I have no memory about my time on the life flight helicopter.
But, apparently my nervous system remembers. Once I was home, living under the flight path of the life flight helicopter, I would have anxiety, palpitations, and sometimes flashbacks when I would see or hear the helicopter. Eventually, the nightmares followed. In these dreams, I would be hiding, laying on the ground, and the helicopter would be hovering above me, searching for me. It would seemingly spot me, and then race to where I was hiding. Once it found me, I’d wake up and have a full-blown panic attack.
I had a hard time being in the backyard playing with the kids. Every time it would pass over us, I’d go inside and try to breathe through the panic.
I didn’t know what to do. My psychiatrist prescribed me some medication to help with the panic episodes. I dealt with it as best as I could.
In January of 2020, exactly two years ago, NBA legend Kobe Bryant, his daughter, and seven others were killed in a helicopter crash. https://en.wikipedia.org/wiki/2020_Calabasas_helicopter_crash
The news of this crash was everywhere. Every news outlet, social media platform, and conversation with coworkers and friends centered around this crash for what seemed like weeks. It was impossible to escape. It’s easy to tell someone to just unplug, stop checking social media, stop responding to texts and emails, and stop watching TV. But doing it for weeks really is difficult. When everyone around you is talking about it, when people are sending you text messages about it, you can’t just unplug and ignore.
So, there I was, face to face with the images of this horrific helicopter crash and thinking about the horrible moments these poor people faced in the last minutes of their lives. Fight or flight mode engaged. Trauma responses initiated.
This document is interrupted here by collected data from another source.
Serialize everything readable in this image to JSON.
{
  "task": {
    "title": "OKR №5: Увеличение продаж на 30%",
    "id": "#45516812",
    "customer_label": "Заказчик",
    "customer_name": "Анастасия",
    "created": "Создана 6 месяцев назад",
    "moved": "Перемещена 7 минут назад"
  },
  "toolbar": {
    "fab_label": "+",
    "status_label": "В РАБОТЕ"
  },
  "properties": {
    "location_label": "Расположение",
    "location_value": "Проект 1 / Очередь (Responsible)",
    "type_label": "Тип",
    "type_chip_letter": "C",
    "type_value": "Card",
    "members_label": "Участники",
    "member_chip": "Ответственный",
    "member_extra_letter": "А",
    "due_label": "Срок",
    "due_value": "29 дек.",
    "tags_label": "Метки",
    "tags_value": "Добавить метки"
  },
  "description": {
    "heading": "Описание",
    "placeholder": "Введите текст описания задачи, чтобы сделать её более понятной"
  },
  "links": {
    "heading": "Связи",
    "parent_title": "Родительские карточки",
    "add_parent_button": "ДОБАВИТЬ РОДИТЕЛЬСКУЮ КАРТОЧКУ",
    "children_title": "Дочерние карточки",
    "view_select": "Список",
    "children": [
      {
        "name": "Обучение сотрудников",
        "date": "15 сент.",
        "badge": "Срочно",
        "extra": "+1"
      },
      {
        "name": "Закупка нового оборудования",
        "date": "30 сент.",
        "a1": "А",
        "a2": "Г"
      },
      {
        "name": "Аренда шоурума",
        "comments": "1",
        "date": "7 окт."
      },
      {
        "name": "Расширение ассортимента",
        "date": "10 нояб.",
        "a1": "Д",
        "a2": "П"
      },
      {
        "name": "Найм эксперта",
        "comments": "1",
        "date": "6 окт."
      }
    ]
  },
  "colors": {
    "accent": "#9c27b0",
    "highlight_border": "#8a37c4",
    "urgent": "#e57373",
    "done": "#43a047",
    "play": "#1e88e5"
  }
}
I couldn’t escape the media attention this awful event received. In a way, it was exposure therapy for me. Exposure therapy is a psychological treatment that was developed to help people confront their fears. When people are fearful of something, they tend to avoid the feared objects, activities or situations https://www.apa.org/ptsd-guideline/patients-and-families/exposure-therapy#:~:text=Exposure%20therapy%20is%20a%20psychological,feared%20objects%2C%20activities%20or%20situations
It was suggested to me by a therapist to try exposure therapy. She suggested I look at pictures of helicopters first, then videos, and then I should try to find the company and crew that took care of me the day of my stroke. What happened instead was accidental, in your face, exposure therapy because of this crash.
I tried looking away, but for some reason, I couldn’t. I read reports about who was on the helicopter, where they were headed, why it crashed, and even looked at arial images of the crash. Despite what seemed like morbid curiosity, every time I was confronted with news of the crash, I was anxious, agitated, and on the verge of panic.
During this time, I was in talk therapy. My therapist had an option for me to send her written entries between our sessions. I decided to write out a long diatribe. I wish I’d saved that entry, but I didn’t.
After I wrote about how I was feeling, how this crash affected me, and how it was affecting my symptoms of PTSD, I hit send. I fell to floor sobbing. Full body sobs, ugly crying. It lasted awhile, and then it stopped.
For reasons I can’t explain, and don’t understand, seeing and hearing the helicopter rarely affected me after that. I can go into the backyard and play with my kids. I can drive around and see the chopper, and not have to pull over and breathe through it. It seems the exposure therapy really did work.
What happened to the people on that helicopter is tragic. I have so much empathy for them and their families. The crash somehow helped me. I wish it could have been different, though. I wish they’d never crashed, had made it to their destination, and continued their lives. I wish I had found another way to diffuse this trigger.
I feel guilty that their loss benefitted me.
Rest in peace, Kobe, Gianna, John Altobelli, Keri Altobelli, Alyssa Altobelli, Payton Chester, Sarah Chester, Christina Mauser and Ara Zobayan. I am so sorry for what happened to you.